Alors, le mec aligne les intermèdes courts et violents, et les longs segments qui vous pèsent sur les nerfs.
Le premier reste presque modéré, ne dure que 4’’55 et s’appelle « 8 Minutes ». Stridences, feedback, basse en obésité assumée, et guitare grave handicapée par un son sale comme un couteau de boucher jamais lavé. Hurlements, cris, pauses instrumentales, pour une longue complainte qui ne dévie que très peu de son thème.
Ensuite ?
« Disdain », qui en effet semble faire preuve de très peu d’empathie pour notre système nerveux. Accords répétés à l’envi, malmenés, et toujours cette rythmique étouffante qui fait passer le Antibody des FETISH 69 pour une jolie bluette d’hiver au coin du feu. Sept minutes et quelques de douleur mixant le pire et le non meilleur du BM sourd, du Sludge pendu haut et court, de l’Indus qui assume ses itérations, avec un beat pas forcément stable qui renforce l’impression de malaise.
« Crawling », singe les mouvements erratiques de la victime qui essaie de ramper pour trouver un peu d’air dans les interstices du plancher, mais qui finit par s’écrouler, les poumons vides et le cœur chancelant.

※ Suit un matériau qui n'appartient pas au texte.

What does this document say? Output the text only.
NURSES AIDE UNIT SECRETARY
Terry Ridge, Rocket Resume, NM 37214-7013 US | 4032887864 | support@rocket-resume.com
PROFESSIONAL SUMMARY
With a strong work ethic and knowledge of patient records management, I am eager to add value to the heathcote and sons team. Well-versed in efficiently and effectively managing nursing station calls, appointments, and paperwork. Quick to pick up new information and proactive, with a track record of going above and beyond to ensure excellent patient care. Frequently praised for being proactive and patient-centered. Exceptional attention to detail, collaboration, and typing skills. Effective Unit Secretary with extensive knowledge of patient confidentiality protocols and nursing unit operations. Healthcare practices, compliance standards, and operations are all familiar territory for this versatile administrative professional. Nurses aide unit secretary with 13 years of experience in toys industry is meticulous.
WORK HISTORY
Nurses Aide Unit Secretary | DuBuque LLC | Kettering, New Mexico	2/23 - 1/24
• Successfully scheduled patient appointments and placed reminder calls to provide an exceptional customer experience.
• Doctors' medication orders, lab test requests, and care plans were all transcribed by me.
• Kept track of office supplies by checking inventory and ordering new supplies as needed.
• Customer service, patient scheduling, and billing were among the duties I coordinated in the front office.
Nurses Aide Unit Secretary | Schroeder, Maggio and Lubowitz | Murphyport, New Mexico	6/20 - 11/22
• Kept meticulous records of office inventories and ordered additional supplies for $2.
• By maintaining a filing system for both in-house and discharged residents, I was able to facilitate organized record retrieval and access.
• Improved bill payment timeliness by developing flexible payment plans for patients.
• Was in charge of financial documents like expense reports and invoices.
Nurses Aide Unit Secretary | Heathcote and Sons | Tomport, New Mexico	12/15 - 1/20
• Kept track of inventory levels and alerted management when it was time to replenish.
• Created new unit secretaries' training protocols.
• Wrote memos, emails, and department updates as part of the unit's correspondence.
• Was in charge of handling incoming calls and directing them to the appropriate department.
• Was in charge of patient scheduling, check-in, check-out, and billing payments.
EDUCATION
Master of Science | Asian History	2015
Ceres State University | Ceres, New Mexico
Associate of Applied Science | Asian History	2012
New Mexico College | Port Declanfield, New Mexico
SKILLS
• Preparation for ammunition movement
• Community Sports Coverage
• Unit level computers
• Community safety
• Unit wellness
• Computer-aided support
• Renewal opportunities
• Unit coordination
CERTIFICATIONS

Même recette ou presque, toujours aussi moite et compactée, comme un rideau de fer qui descend petit à petit pour vous priver du seul rai de lumière qui n’était pas encore mort.
Entre ces longues plages de souffrance, de courtes attaques en piqué éclair, pas moins nauséeuses, mais un peu plus rapides et franches, comme ce « Numb and Sick » qui porte bien son nom de son mal d’estomac, « Narcissism A.D », sorte de faux Crust vraiment maladif et toujours aussi englué dans un BM mal régurgité, un peu comme une version maléfique de MORPHINE qui taperait le duo avec GNAW THEIR TONGUES. Tiens, les rires sadiques en samples sont même offerts par la maison de fous.
« Mental Disorder », replace les choses dans leur contexte et les tarés dans leur institution, en jouant l’ambivalence d’une métronomie à la HELMET troublée par une thérapie à la UNSANE. Petites pilules et infirmière vacharde qui vous étouffe avec son gobelet d’eau croupie.
« Sickness » d’ailleurs établit le diagnostic d’un Grind sans soins palliatifs annoncé par un praticien sarcastique qui se repaît de blasts.
« Agony », qui porte si bien son nom et qui abuse du larsen, avant de retrouver ce pas cadencé, pas du tout chaloupé, toujours aussi grave et lourd. Teint blafard, lavabo constellé de petites taches de sang, c’est dégueulasse, mais tellement graphique…
Enfin bon voilà, de quoi vous rendre joyeux pour une fin d’hiver un peu trop longue et brumeuse. Du Sludge Indus qui pue le squat occupé par un labo de fortune, qui produit du Meth à la chaîne et le distribue dans des cellules jonchées d’immondices et d’excréments. Un genre de Torture Porn pour les oreilles.
Mais pas de scie pour vous découper la cheville et vous barrer par la fenêtre. Puisqu’il n’y a pas de fenêtre. Un disque de moisissure, de décrépitude, et de souffrance, qui dure, et ne faiblit jamais.
Pas le mieux pour commencer la semaine, mais pas mal pour rester lucide et trouver l’idée du suicide séduisante.